In that scenario, users access resources available to them, interpret information and use the information to reduce uncertainty and make better decisions. But only when people (or things) act on those decisions, can you claim that return on IT investment has been realized.  This exemplifies a process of co-creation between the user and IT service management. The more people in IT who are aware of co-creation, the more value will be co-created for the provider and the user.

The benefits of this are not only monetary: both parties learn from the experience and benefit from improved use of resources in future activities.

Transformation and ITIL 4

I believe that, with the need for organizations to continually improve the way they work, there will be more fostering of cultures that encourage and reward ongoing experimentation and responsible risk taking; pushing boundaries to make progress in a climate where people feel safe to try new things and don’t get fired if something goes wrong.

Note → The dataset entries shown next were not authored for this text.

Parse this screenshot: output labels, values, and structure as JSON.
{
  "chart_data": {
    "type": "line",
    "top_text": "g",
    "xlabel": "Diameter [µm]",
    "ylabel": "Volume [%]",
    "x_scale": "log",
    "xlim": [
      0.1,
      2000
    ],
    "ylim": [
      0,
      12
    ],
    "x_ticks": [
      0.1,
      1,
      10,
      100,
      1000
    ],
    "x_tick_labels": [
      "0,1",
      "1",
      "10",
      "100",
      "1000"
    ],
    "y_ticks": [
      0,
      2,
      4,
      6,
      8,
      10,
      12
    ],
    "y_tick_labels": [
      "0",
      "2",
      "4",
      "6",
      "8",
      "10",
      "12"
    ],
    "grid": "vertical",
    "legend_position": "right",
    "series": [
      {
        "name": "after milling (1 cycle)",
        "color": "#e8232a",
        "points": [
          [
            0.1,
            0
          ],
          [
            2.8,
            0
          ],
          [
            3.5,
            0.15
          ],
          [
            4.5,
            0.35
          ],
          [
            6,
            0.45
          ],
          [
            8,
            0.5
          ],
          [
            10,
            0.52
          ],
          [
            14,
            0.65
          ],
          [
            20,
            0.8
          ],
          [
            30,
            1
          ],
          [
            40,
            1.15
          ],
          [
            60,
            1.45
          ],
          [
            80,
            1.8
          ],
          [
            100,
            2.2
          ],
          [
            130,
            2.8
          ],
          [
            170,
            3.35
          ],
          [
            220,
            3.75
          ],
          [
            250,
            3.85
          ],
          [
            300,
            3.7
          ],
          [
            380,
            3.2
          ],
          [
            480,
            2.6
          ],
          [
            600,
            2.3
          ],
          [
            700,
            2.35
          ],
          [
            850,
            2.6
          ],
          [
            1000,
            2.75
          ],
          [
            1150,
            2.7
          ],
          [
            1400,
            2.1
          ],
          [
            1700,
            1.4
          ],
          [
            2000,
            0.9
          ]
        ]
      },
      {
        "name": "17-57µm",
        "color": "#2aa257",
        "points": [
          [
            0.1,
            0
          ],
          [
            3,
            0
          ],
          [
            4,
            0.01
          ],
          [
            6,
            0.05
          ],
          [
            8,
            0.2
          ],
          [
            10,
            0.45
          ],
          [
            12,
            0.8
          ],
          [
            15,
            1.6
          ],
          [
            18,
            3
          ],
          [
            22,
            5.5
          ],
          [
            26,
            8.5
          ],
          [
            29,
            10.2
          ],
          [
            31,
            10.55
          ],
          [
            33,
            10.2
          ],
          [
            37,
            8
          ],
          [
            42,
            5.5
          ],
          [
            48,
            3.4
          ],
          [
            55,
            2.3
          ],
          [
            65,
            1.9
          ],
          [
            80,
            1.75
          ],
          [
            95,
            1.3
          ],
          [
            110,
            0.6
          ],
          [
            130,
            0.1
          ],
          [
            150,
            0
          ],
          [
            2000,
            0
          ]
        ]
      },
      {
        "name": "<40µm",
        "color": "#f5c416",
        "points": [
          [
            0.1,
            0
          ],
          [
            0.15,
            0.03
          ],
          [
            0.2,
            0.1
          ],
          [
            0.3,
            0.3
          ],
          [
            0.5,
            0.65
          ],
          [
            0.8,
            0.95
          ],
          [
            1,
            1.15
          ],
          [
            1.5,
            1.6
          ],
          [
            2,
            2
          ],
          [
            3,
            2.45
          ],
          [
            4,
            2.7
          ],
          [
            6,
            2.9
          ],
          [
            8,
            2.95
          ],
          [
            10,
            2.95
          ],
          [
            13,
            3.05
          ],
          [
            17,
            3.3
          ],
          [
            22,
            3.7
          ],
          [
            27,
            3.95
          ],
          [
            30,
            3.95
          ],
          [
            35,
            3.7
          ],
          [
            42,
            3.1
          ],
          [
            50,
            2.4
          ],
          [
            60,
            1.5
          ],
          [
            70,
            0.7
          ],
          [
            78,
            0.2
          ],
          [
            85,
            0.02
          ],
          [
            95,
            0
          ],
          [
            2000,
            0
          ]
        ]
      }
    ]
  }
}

In that context, ITIL 4 links more explicitly to other disciplines, such as DevOps and Agile, as part of transformation initiatives. With an increase in cross-functional teams – such as development and operations working together – there is an even greater need to understand each other’s languages and approaches, creating better mutual adjustment and combined effectiveness.

ITIL 4 offers an approach more relevant to software developers, service management practitioners and businesses by promoting a holistic view of delivering products and services.